L’iniziativa è pensata per guidare le autorità nazionali nelle valutazioni necessarie all’aggiornamento delle mappe, con particolare attenzione all’integrazione delle sorgenti di tsunami di origine sismica attraverso l'approccio che prevede l'utilizzo del Probabilistic Tsunami Hazard Assessment (S-PTHA). Tale approccio consente di analizzare la pericolosità da tsunami considerando la probabilità - calcolata in base all'elaborazione di diversi scenari sismici - e i potenziali effetti lungo la costa, contribuendo a rendere le mappe di inondazione più coerenti con le attuali conoscenze scientifiche e maggiormente utilizzabili a supporto dei processi decisionali.

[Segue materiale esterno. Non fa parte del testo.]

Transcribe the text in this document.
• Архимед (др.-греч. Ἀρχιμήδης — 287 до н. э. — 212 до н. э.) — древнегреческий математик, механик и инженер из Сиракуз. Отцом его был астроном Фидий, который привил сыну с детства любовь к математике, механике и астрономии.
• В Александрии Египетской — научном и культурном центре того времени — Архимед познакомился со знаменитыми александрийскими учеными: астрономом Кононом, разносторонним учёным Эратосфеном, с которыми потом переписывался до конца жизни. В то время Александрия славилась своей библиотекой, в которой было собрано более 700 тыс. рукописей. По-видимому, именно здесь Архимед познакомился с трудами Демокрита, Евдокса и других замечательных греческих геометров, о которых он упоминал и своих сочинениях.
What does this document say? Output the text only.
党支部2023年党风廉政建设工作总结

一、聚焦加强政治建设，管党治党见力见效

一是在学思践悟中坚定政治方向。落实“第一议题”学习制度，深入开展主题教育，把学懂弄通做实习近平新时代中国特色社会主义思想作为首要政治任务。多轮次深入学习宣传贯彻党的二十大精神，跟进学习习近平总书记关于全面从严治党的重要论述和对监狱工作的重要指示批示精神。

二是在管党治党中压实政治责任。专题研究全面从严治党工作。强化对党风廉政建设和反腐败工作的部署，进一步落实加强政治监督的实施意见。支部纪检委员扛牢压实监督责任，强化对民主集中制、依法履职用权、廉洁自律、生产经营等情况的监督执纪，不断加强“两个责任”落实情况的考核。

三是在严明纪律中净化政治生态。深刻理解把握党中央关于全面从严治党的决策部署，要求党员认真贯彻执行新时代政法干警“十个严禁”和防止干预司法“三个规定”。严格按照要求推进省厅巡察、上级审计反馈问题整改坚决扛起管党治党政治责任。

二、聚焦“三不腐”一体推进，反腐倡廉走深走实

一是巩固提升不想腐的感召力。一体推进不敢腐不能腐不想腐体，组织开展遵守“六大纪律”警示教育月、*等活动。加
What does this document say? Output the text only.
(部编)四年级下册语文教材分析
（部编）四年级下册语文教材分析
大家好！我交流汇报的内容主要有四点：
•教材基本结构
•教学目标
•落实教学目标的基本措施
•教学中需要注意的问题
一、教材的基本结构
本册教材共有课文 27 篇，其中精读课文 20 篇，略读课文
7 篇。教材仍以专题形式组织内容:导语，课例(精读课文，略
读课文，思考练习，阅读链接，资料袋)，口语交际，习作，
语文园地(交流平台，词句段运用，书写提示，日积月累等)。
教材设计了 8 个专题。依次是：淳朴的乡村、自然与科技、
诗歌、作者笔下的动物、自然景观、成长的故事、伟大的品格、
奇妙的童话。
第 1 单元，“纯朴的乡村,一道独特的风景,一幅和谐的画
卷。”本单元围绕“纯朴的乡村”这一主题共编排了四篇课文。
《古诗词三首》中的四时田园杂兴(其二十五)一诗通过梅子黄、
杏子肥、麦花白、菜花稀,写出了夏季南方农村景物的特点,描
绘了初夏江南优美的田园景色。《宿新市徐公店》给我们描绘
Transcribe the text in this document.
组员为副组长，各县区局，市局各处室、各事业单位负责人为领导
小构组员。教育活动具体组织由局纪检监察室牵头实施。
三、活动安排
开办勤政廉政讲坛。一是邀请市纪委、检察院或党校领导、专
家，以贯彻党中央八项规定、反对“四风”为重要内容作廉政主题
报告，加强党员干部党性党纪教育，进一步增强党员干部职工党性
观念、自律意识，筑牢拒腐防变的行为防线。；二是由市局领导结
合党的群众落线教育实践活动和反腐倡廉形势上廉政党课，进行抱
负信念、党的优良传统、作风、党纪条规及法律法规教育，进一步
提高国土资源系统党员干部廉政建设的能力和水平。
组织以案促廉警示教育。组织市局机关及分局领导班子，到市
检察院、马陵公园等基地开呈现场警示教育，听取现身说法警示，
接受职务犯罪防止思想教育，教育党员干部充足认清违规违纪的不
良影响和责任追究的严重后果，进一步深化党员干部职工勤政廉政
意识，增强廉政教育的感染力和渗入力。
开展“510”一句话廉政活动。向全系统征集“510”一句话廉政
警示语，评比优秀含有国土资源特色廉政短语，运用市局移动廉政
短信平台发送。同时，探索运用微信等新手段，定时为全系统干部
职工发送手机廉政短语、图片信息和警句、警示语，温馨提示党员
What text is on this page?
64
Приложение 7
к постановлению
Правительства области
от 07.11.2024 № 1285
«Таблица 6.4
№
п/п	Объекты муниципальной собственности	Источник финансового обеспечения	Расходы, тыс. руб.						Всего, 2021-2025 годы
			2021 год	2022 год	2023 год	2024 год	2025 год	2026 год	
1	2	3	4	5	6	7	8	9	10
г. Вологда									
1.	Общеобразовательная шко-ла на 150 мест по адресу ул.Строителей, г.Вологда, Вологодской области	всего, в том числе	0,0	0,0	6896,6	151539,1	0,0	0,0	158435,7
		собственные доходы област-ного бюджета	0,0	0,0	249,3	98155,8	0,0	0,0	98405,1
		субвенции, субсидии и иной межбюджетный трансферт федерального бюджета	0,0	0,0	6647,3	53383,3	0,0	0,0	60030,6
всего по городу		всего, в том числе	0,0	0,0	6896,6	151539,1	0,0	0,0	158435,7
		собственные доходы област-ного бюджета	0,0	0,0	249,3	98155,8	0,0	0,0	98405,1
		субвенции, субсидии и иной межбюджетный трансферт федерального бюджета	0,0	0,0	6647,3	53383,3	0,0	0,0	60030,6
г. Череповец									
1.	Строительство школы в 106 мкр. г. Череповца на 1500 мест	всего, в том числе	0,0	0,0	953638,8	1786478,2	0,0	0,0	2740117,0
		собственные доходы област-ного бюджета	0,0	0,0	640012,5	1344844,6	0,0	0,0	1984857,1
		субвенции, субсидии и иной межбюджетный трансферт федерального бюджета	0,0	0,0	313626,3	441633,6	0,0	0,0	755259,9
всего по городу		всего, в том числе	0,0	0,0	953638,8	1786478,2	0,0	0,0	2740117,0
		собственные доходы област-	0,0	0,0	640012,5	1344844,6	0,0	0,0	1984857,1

Nel corso del workshop vengono presentati il progetto NEAM-COMMITMENT e la metodologia adottata per lo sviluppo delle nuove mappe di inondazione da tsunami, illustrando i criteri scientifici e i modelli utilizzati. Sono inoltre condivisi i risultati ottenuti finora e avviato un confronto tecnico con gli esperti partecipanti, finalizzato a raccogliere osservazioni utili per affinare i parametri di progetto e verificare la validità e l’applicabilità operativa delle mappe.
Il workshop rappresenta, inoltre, un momento di confronto tra ambito scientifico e istituzionale, finalizzato ad accrescere la conoscenza degli tsunami e, di conseguenza, a rafforzare i processi preparatori e tutelativi sugli tsunami con lo scopo di garantire che gli strumenti sviluppati siano coerenti con le esigenze della gestione del rischio a livello nazionale e regionale.